How many elements of order $2$ does Sym $6$ have?

Question

First, I will answer the following question:

''How many elements of order $2$ does Sym $5$ have?''

The answer is:

$(12),(13),(14),(15),(23),(24),(25),(34),(35),(45),(12)(34),(12)(35),(12)(45),(13)(24),(13)(25),(13)(45),(14)(23),(14)(25),(14)(35),(15)(23),(15)(24),(15)(35), $

that is, there are 22 elements of order $2$ does Sym $5$ have.

I omitted 3 products of two transpositions; the correct number for S5 is 25. Thanks @BrianM.Scott

• How many elements of order $2$ does Sym $6$ have?

I can compute as a manual but it will be too long. Is there any easy method to find it? Thanks...

Answer 1

One can always count all the elements of order $2$ in $S_6$.

Since we have six elements to play with, it's clear that elements of order two look either like $(ab)$, $(ab)(cd)$ or $(ab)(cd)(ef)$.

• First we find all the elements that look like $(ab)(cd)(ef)$. There are ${6\choose 2} = 15$ ways to create a 2-cycle $(ab)$. To get $(ab)(cd)$ we have ${4\choose 2}=6$ options left. Next, there's only one possible choice left to get $(ab)(cd)(ef)$. Finally, by canceling the $3!$ repetitions due to ordering 3 cycles, we get $$ \frac{15 \times 6 \times 1}{3!} = 15 $$

• Similarly, for $(ab)(cd)$ we have $$ \frac{15 \times 6}{2!} = 45 $$

• Finally, for $(ab)$ we have $$ {6\choose 2} = 15 $$

Therefore there are $15 + 45 + 15=75$ elements of order $2$ in $S_6$.

Answer 2

One way is to use GAP, like so:

gap> G:=SymmetricGroup(5);
Sym( [ 1 .. 5 ] )
gap> Ord2:=[];
[  ]
gap> for g in G do if Order(g)=2 then AddSet(Ord2, g); fi; od; Print(Size(Ord2));
25

and

gap> H:=SymmetricGroup(6);
Sym( [ 1 .. 6 ] )
gap> Order2:=[];
[  ]
gap> for h in H do if Order(h)=2 then AddSet(Order2, h); fi; od; Print(Size(Order2));
75

Answer 3

The sequence of these numbers is OEIS A001189; there apparently isn’t a really nice closed form, but there is a recurrence that is easy to use.
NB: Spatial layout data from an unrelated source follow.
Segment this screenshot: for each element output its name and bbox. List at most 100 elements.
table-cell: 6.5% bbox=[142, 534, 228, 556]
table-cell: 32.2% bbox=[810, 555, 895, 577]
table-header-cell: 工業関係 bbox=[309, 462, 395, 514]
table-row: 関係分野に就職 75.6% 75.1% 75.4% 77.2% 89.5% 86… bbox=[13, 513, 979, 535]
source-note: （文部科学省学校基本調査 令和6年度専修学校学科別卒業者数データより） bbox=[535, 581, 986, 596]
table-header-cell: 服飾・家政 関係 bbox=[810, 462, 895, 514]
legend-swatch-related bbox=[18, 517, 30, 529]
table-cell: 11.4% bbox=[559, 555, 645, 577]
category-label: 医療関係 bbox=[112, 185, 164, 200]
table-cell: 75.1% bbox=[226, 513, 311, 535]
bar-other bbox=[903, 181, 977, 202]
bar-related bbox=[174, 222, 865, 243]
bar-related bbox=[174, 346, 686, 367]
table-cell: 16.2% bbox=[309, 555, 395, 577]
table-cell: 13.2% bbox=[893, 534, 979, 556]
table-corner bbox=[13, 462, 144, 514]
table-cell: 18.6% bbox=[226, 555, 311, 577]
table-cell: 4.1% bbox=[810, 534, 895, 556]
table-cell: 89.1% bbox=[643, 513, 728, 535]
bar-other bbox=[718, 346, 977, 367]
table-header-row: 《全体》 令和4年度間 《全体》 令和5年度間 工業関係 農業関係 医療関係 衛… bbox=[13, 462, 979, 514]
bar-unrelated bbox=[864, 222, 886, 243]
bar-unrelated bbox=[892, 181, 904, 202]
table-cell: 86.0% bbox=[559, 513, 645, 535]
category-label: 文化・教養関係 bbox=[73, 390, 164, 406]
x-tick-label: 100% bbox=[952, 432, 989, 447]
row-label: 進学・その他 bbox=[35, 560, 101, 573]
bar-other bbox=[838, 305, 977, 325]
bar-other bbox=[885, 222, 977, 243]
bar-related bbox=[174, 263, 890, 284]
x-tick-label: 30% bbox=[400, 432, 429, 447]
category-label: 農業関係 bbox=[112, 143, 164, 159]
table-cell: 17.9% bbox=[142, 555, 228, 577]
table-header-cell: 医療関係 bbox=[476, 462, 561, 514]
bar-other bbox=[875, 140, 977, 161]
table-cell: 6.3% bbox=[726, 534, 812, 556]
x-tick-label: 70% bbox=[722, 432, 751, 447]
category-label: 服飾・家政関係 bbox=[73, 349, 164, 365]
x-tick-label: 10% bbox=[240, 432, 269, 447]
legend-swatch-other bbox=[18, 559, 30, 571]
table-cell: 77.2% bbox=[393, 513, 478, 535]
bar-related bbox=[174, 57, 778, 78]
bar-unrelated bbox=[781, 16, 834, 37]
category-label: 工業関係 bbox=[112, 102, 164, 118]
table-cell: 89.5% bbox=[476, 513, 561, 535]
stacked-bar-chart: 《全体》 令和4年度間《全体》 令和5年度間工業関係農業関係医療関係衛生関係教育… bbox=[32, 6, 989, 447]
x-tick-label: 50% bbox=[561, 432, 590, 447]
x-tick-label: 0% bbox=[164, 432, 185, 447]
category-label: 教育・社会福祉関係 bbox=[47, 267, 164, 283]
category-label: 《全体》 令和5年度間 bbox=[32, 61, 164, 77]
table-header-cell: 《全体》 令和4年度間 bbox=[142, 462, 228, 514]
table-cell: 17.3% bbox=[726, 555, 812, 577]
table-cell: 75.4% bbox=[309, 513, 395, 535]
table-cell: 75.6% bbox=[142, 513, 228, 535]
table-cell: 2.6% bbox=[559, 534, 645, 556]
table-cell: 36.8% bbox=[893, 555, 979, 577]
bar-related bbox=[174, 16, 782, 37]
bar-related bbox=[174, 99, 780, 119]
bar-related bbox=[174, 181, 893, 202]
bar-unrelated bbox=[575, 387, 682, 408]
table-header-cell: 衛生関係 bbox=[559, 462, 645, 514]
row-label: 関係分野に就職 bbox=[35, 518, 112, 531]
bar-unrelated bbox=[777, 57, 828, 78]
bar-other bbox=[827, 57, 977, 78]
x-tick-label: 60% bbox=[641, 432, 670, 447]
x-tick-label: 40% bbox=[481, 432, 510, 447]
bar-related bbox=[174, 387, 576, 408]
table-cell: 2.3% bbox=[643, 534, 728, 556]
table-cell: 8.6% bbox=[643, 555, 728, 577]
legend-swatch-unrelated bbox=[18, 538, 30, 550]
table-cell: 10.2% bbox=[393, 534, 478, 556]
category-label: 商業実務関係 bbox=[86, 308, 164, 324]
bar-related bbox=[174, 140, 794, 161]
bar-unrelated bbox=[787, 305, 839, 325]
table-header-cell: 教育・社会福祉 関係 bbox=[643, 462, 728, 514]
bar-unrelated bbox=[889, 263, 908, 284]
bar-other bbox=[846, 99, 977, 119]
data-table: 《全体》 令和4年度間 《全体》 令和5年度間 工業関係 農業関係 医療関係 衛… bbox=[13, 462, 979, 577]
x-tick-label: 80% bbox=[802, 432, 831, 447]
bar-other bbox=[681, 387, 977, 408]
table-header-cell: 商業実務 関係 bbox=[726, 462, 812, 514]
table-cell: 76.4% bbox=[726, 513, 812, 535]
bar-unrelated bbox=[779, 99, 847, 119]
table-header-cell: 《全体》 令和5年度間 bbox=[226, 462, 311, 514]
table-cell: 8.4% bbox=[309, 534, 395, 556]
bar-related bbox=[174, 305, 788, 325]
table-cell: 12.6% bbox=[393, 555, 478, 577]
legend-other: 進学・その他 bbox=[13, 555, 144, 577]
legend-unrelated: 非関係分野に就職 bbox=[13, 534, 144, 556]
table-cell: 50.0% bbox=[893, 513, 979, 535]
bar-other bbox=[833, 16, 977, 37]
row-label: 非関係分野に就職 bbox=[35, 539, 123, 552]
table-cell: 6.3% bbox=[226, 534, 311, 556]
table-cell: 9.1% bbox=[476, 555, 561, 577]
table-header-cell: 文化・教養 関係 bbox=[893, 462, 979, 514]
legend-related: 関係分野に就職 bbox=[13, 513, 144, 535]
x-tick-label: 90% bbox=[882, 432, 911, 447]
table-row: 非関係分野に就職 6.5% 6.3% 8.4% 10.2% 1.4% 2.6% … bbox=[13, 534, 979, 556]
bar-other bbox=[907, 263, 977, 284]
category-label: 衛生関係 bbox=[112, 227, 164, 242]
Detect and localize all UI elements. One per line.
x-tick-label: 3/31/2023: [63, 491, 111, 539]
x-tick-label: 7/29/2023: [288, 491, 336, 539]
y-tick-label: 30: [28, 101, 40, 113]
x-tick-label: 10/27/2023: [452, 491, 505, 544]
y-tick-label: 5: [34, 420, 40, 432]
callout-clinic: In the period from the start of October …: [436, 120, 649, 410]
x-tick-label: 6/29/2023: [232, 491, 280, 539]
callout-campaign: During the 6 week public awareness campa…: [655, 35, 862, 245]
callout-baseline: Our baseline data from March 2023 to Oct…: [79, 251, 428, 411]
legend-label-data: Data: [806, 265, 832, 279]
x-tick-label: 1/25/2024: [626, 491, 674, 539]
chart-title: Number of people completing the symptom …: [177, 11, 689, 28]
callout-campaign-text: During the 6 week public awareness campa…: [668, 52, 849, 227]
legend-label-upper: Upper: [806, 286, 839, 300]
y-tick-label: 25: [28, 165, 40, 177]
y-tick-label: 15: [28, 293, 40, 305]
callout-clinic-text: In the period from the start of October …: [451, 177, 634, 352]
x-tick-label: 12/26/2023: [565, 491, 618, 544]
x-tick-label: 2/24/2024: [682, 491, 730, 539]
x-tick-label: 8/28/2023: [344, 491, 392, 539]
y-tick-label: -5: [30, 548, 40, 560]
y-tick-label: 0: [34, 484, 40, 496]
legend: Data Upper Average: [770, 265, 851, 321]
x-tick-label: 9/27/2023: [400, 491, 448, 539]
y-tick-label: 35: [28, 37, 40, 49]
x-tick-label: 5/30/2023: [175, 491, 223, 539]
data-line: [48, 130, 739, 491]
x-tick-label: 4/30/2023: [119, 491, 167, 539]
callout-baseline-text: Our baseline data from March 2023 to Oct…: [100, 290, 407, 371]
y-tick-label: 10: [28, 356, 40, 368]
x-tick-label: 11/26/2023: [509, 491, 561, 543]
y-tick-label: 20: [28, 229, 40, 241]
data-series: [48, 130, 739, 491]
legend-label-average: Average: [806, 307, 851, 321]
Let $a_n$ be the number of elements of order $2$ in $S_n$. Each such element $\pi\in S_n$ gives rise to a corresponding element of $S_{n+1}$ that agrees with $\pi$ on $[n]$ and fixes $n+1$. Each of the remaining elements of order $2$ in $S_{n+1}$ must be either a transposition $(k,n+1)$ for some $k\in[n]$, or the product of such a transposition a permutation of $[n]\setminus\{k\}$ of order $2$. There are $a_{n-1}$ permutations of $[n]\setminus\{k\}$ of order $2$, so

$$a_{n+1}=a_n+n(1+a_{n-1})\;,$$

where $a_1=0$ and $a_2=1$.

Answer 4

Involutions (elements of order 2) in $S_n$ are precisely the products of $c_2 \ge 1$ disjoint transpositions (2-cycles). If $c_1$ is the number of fixed points, then $$c_1 + 2c_2 = n.$$ By the cycle type counting formula, there are $$\frac{n!}{c_1! 2^{c_2} c_2!}$$ involutions of this form. Summing this over $1 \le c_2 \le n/2$ we can count the number of involutions in any $S_n$.

For $n = 5$ we have $$\frac{5!}{3! 2^1 1!} + \frac{5!}{1! 2^2 2!} = 10 + 15 = 25$$ involutions.

For $n = 6$ we have $$\frac{6!}{4! 2^1 1!} + \frac{6!}{2! 2^2 2!} + \frac{6!}{0! 2^3 3!} = 15 + 45 + 15 = 75$$ involutions.